Finaliste au Prix Goncourt 1910 aux côtés de Marie-Claire de Marguerite Audoux, L'Hérésiarque et Cie d’Apollinaire et De Goupil à Margot (lauréat) de Louis Pergaud, La Vagabonde permit à Colette Willy, alors également actrice et mime, de consolider sa place en tant qu’écrivaine sur la scène littéraire de la Belle Époque. La richesse du roman, inscrit au programme du concours de l’ENS en 2023, et ses prolongements dans d’autres domaines artistiques, offrent de nombreuses perspectives de relecture, en complément des travaux qui ont mis en valeur l’aspect autobiographique du texte ou son importance dans le renouvellement du regard sur le monde des coulisses du spectacle à la Belle-Époque.

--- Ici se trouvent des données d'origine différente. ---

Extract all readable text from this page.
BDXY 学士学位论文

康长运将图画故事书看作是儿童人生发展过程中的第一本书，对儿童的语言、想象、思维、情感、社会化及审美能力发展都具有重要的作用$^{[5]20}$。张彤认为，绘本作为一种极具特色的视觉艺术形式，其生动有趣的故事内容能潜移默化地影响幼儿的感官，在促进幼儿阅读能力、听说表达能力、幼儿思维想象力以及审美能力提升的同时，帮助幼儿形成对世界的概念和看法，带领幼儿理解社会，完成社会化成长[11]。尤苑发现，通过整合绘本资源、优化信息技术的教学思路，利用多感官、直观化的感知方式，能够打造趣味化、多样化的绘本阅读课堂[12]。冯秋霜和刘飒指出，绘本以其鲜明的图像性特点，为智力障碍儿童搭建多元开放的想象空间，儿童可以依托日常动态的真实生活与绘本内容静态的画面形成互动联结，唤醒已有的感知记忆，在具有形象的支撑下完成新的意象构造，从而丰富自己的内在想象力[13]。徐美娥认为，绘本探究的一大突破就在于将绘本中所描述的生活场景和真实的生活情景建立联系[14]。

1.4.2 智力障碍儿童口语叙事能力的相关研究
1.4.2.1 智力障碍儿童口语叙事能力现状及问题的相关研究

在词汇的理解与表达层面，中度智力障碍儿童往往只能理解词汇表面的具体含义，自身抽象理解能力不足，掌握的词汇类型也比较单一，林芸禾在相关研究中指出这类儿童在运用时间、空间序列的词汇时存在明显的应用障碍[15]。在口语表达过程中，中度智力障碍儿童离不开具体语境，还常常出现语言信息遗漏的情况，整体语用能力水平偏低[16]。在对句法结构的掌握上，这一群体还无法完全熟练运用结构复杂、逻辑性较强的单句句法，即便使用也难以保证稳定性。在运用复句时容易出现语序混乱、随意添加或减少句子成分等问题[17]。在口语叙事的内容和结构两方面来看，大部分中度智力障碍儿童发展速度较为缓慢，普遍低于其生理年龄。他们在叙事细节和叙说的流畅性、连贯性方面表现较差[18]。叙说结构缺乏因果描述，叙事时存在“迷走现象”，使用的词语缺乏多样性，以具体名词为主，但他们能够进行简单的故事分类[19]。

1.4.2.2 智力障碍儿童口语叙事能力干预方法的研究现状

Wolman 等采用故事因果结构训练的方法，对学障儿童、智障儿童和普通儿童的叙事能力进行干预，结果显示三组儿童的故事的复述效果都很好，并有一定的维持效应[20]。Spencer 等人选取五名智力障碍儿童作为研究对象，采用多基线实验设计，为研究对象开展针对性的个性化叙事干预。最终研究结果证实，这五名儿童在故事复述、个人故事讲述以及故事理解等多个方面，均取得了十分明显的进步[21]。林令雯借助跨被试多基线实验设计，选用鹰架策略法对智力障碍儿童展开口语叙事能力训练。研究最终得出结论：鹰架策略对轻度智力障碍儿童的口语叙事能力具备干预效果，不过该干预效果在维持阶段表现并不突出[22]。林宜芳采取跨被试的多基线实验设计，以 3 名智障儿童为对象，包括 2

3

Nous proposons aux contributeurs/trices d’aborder l’œuvre de sa parution en feuilleton dans La Vie parisienne jusqu’à ses prolongements dans les éditions illustrées ou les adaptations pour le cinéma (1918) et la scène (1923), adaptations déjà en germe dans l’écriture hautement polyphonique et dialogique du roman. Une étude comparative du roman et du texte théâtral serait à cet égard bienvenue, tout comme une ou plusieurs analyses touchant à la question de l’hybridité générique de ce roman. Il s’inscrit en effet dans le contexte de refontes formelles propres au genre romanesque depuis la fin du 19e siècle. La Vagabonde se situe au carrefour du « roman personnel », des romans sentimental, épistolaire et à clés, ainsi que du roman de vengeance. Les réflexions sur l’Art et la célébrité que Colette y propose pourraient également faire l’objet d’une étude qui commente la posture de l’autrice dans le champ littéraire des années 1910.

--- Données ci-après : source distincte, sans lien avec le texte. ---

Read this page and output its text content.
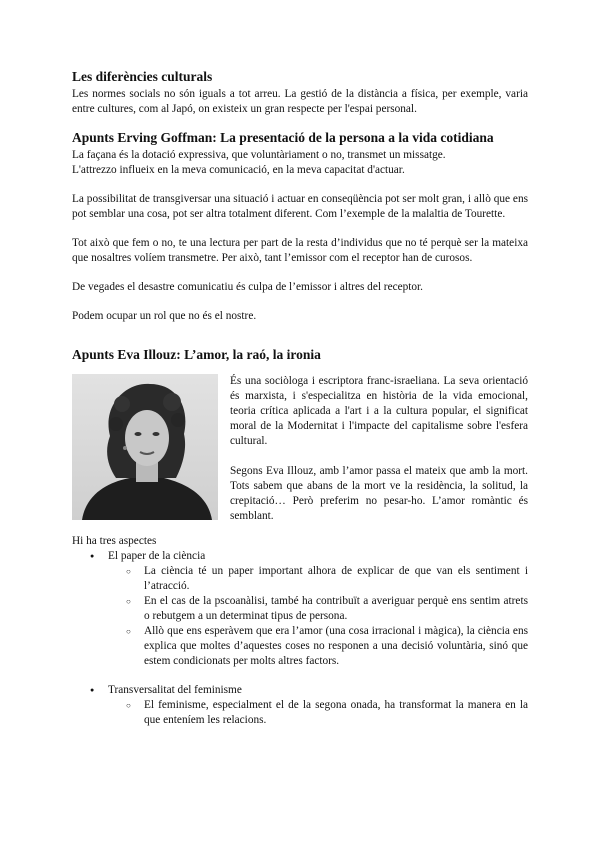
Les diferències culturals

Les normes socials no són iguals a tot arreu. La gestió de la distància a física, per exemple, varia entre cultures, com al Japó, on existeix un gran respecte per l'espai personal.

Apunts Erving Goffman: La presentació de la persona a la vida cotidiana

La façana és la dotació expressiva, que voluntàriament o no, transmet un missatge.

L'attrezzo influeix en la meva comunicació, en la meva capacitat d'actuar.

La possibilitat de transgiversar una situació i actuar en conseqüència pot ser molt gran, i allò que ens pot semblar una cosa, pot ser altra totalment diferent. Com l’exemple de la malaltia de Tourette.

Tot això que fem o no, te una lectura per part de la resta d’individus que no té perquè ser la mateixa que nosaltres volíem transmetre. Per això, tant l’emissor com el receptor han de curosos.

De vegades el desastre comunicatiu és culpa de l’emissor i altres del receptor.

Podem ocupar un rol que no és el nostre.

Apunts Eva Illouz: L’amor, la raó, la ironia

És una sociòloga i escriptora franc-israeliana. La seva orientació és marxista, i s'especialitza en història de la vida emocional, teoria crítica aplicada a l'art i a la cultura popular, el significat moral de la Modernitat i l'impacte del capitalisme sobre l'esfera cultural.

Segons Eva Illouz, amb l’amor passa el mateix que amb la mort. Tots sabem que abans de la mort ve la residència, la solitud, la crepitació… Però preferim no pesar-ho. L’amor romàntic és semblant.

Hi ha tres aspectes

● El paper de la ciència
○ La ciència té un paper important alhora de explicar de que van els sentiment i l’atracció.
○ En el cas de la pscoanàlisi, també ha contribuït a averiguar perquè ens sentim atrets o rebutgem a un determinat tipus de persona.
○ Allò que ens esperàvem que era l’amor (una cosa irracional i màgica), la ciència ens explica que moltes d’aquestes coses no responen a una decisió voluntària, sinó que estem condicionats per molts altres factors.
● Transversalitat del feminisme
○ El feminisme, especialment el de la segona onada, ha transformat la manera en la que enteníem les relacions.
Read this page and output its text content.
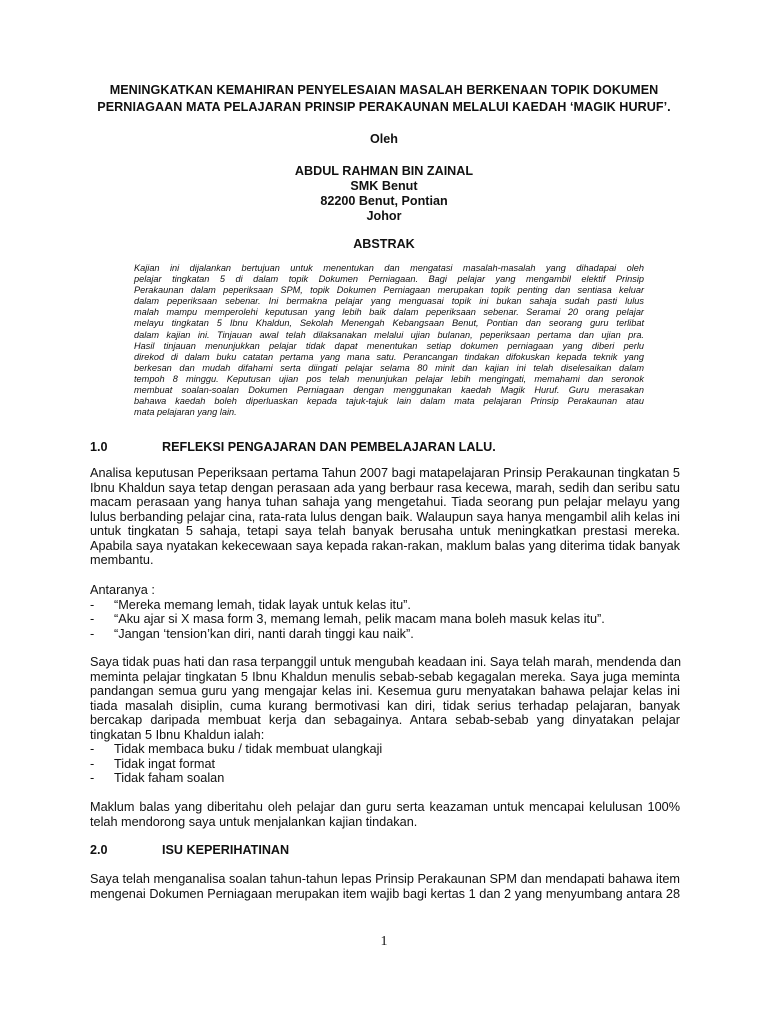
MENINGKATKAN KEMAHIRAN PENYELESAIAN MASALAH BERKENAAN TOPIK DOKUMEN
PERNIAGAAN MATA PELAJARAN PRINSIP PERAKAUNAN MELALUI KAEDAH ‘MAGIK HURUF’.
Oleh
ABDUL RAHMAN BIN ZAINAL
SMK Benut
82200 Benut, Pontian
Johor
ABSTRAK
Kajian ini dijalankan bertujuan untuk menentukan dan mengatasi masalah-masalah yang dihadapai oleh
pelajar tingkatan 5 di dalam topik Dokumen Perniagaan. Bagi pelajar yang mengambil elektif Prinsip
Perakaunan dalam peperiksaan SPM, topik Dokumen Perniagaan merupakan topik penting dan sentiasa keluar
dalam peperiksaan sebenar. Ini bermakna pelajar yang menguasai topik ini bukan sahaja sudah pasti lulus
malah mampu memperolehi keputusan yang lebih baik dalam peperiksaan sebenar. Seramai 20 orang pelajar
melayu tingkatan 5 Ibnu Khaldun, Sekolah Menengah Kebangsaan Benut, Pontian dan seorang guru terlibat
dalam kajian ini. Tinjauan awal telah dilaksanakan melalui ujian bulanan, peperiksaan pertama dan ujian pra.
Hasil tinjauan menunjukkan pelajar tidak dapat menentukan setiap dokumen perniagaan yang diberi perlu
direkod di dalam buku catatan pertama yang mana satu. Perancangan tindakan difokuskan kepada teknik yang
berkesan dan mudah difahami serta diingati pelajar selama 80 minit dan kajian ini telah diselesaikan dalam
tempoh 8 minggu. Keputusan ujian pos telah menunjukan pelajar lebih mengingati, memahami dan seronok
membuat soalan-soalan Dokumen Perniagaan dengan menggunakan kaedah Magik Huruf. Guru merasakan
bahawa kaedah boleh diperluaskan kepada tajuk-tajuk lain dalam mata pelajaran Prinsip Perakaunan atau
mata pelajaran yang lain.
1.0	REFLEKSI PENGAJARAN DAN PEMBELAJARAN LALU.
Analisa keputusan Peperiksaan pertama Tahun 2007 bagi matapelajaran Prinsip Perakaunan tingkatan 5
Ibnu Khaldun saya tetap dengan perasaan ada yang berbaur rasa kecewa, marah, sedih dan seribu satu
macam perasaan yang hanya tuhan sahaja yang mengetahui. Tiada seorang pun pelajar melayu yang
lulus berbanding pelajar cina, rata-rata lulus dengan baik. Walaupun saya hanya mengambil alih kelas ini
untuk tingkatan 5 sahaja, tetapi saya telah banyak berusaha untuk meningkatkan prestasi mereka.
Apabila saya nyatakan kekecewaan saya kepada rakan-rakan, maklum balas yang diterima tidak banyak
membantu.
Antaranya :
- “Mereka memang lemah, tidak layak untuk kelas itu”.
- “Aku ajar si X masa form 3, memang lemah, pelik macam mana boleh masuk kelas itu”.
- “Jangan ‘tension’kan diri, nanti darah tinggi kau naik”.
Saya tidak puas hati dan rasa terpanggil untuk mengubah keadaan ini. Saya telah marah, mendenda dan
meminta pelajar tingkatan 5 Ibnu Khaldun menulis sebab-sebab kegagalan mereka. Saya juga meminta
pandangan semua guru yang mengajar kelas ini. Kesemua guru menyatakan bahawa pelajar kelas ini
tiada masalah disiplin, cuma kurang bermotivasi kan diri, tidak serius terhadap pelajaran, banyak
bercakap daripada membuat kerja dan sebagainya. Antara sebab-sebab yang dinyatakan pelajar
tingkatan 5 Ibnu Khaldun ialah:
- Tidak membaca buku / tidak membuat ulangkaji
- Tidak ingat format
- Tidak faham soalan
Maklum balas yang diberitahu oleh pelajar dan guru serta keazaman untuk mencapai kelulusan 100%
telah mendorong saya untuk menjalankan kajian tindakan.
2.0	ISU KEPERIHATINAN
Saya telah menganalisa soalan tahun-tahun lepas Prinsip Perakaunan SPM dan mendapati bahawa item
mengenai Dokumen Perniagaan merupakan item wajib bagi kertas 1 dan 2 yang menyumbang antara 28
1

Sur le plan thématique, Colette, de même que ses confrères romanciers, s’interroge sur les possibilités et modalités des relations amoureuses. Elle réinvestit le mythe de Diane et explore les conséquences morales et pratiques de la solitude au féminin tout en abordant assez frontalement la question du désir et de la sexualité hors du cadre du mariage. Chemin faisant, elle campe un contexte amoureux dont elle révèle la violence symbolique et réelle envers les femmes. Ces deux aspects ont fortement influencé la réception de cette œuvre qui pourrait, elle aussi, faire l’objet d’un examen attentif, en France comme à l’étranger, dans la critique comme dans le domaine de la traduction.

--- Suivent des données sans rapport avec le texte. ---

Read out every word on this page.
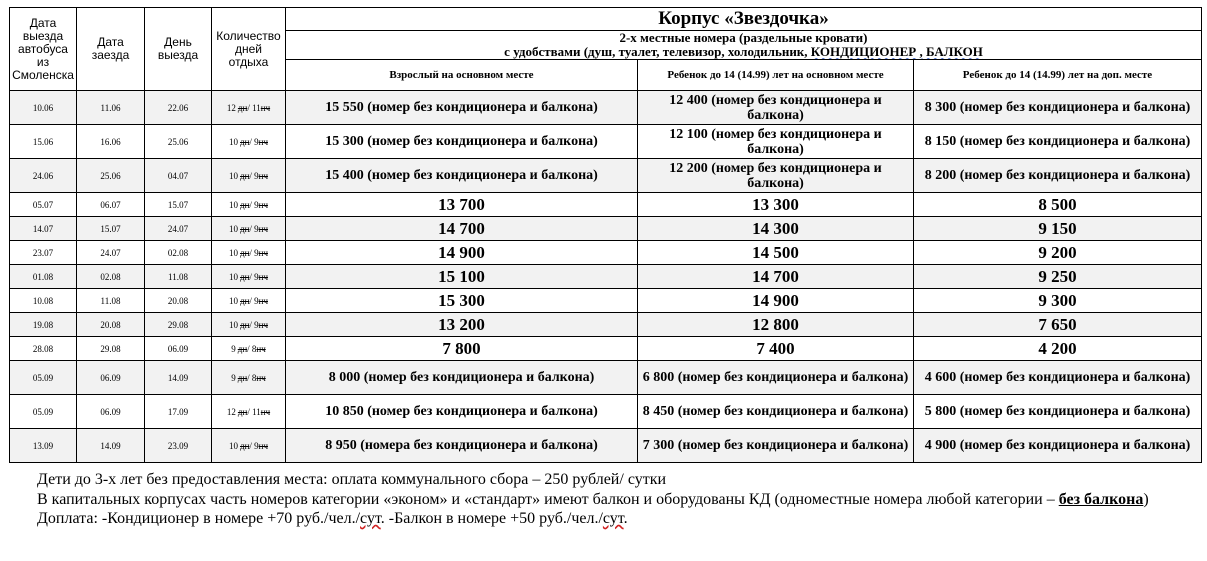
Дата выезда автобуса из Смоленска	Дата заезда	День выезда	Количество дней отдыха	Корпус «Звездочка»		

				2-х местные номера (раздельные кровати)
с удобствами (душ, туалет, телевизор, холодильник, КОНДИЦИОНЕР , БАЛКОН		

				Взрослый на основном месте	Ребенок до 14 (14.99) лет на основном месте	Ребенок до 14 (14.99) лет на доп. месте
10.06	11.06	22.06	12 дн/ 11нч	15 550 (номер без кондиционера и балкона)	12 400 (номер без кондиционера и балкона)	8 300 (номер без кондиционера и балкона)
15.06	16.06	25.06	10 дн/ 9нч	15 300 (номер без кондиционера и балкона)	12 100 (номер без кондиционера и балкона)	8 150 (номер без кондиционера и балкона)
24.06	25.06	04.07	10 дн/ 9нч	15 400 (номер без кондиционера и балкона)	12 200 (номер без кондиционера и балкона)	8 200 (номер без кондиционера и балкона)
05.07	06.07	15.07	10 дн/ 9нч	13 700	13 300	8 500
14.07	15.07	24.07	10 дн/ 9нч	14 700	14 300	9 150
23.07	24.07	02.08	10 дн/ 9нч	14 900	14 500	9 200
01.08	02.08	11.08	10 дн/ 9нч	15 100	14 700	9 250
10.08	11.08	20.08	10 дн/ 9нч	15 300	14 900	9 300
19.08	20.08	29.08	10 дн/ 9нч	13 200	12 800	7 650
28.08	29.08	06.09	9 дн/ 8нч	7 800	7 400	4 200
05.09	06.09	14.09	9 дн/ 8нч	8 000 (номер без кондиционера и балкона)	6 800 (номер без кондиционера и балкона)	4 600 (номер без кондиционера и балкона)
05.09	06.09	17.09	12 дн/ 11нч	10 850 (номер без кондиционера и балкона)	8 450 (номер без кондиционера и балкона)	5 800 (номер без кондиционера и балкона)
13.09	14.09	23.09	10 дн/ 9нч	8 950 (номера без кондиционера и балкона)	7 300 (номер без кондиционера и балкона)	4 900 (номер без кондиционера и балкона)

Дети до 3-х лет без предоставления места: оплата коммунального сбора – 250 рублей/ сутки

В капитальных корпусах часть номеров категории «эконом» и «стандарт» имеют балкон и оборудованы КД (одноместные номера любой категории – без балкона)

Доплата: -Кондиционер в номере +70 руб./чел./сут. -Балкон в номере +50 руб./чел./сут.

Pour finir, la stylistique n’est pas en reste : il pourrait être intéressant de réfléchir sur l’art de la caricature et la violence de la plume de Colette elle-même qui met dans ce récit les premières pierres à l’édifice de la légende noire de Willy (qu’elle parachèvera dans Mes apprentissages [1936]). Si la prose poétique a valu de nombreux éloges à ce texte, le ton revendicatif qu’arbore Colette est assez singulier pour que l’on s’y arrête (c’est, à notre connaissance, le seul texte de l’œuvre entier où l’on trouve le terme « partriarcal »). L’ironie qu’elle y déploie pour mieux toucher ses cibles – soit la bourgeoisie et le monde culturel et médiatique de la littérature « commerciale » – mérite assurément elle aussi d’être étudiée de près.
Aux auteurs qui voudraient explorer d’autres aspects de l’œuvre ou de sa réception, il est rappelé que la Série Colette dispose de rubriques « Variétés » et « Mémoire de la critique ». L’actualité éditoriale très riche de l’année 2025 permettra également aux contributeurs/trices qui le souhaitent de nous proposer leur compte-rendu pour la rubrique « Recensions ».
Date limite d’envoi des propositions : 30 juin 2026
Date de confirmation d’acceptation : 15 juillet 2026
Date de remise des articles : 18 décembre 2026
Parution du numéro : 2027
Les propositions d’article (titre et résumé de 15-20 lignes, bibliographie indicative), assorties d’une courte bio-bibliographie (5 lignes : principales lignes de recherche, coordonnées et rattachement institutionnel), sont à envoyer à revuecolette2022@gmail.com.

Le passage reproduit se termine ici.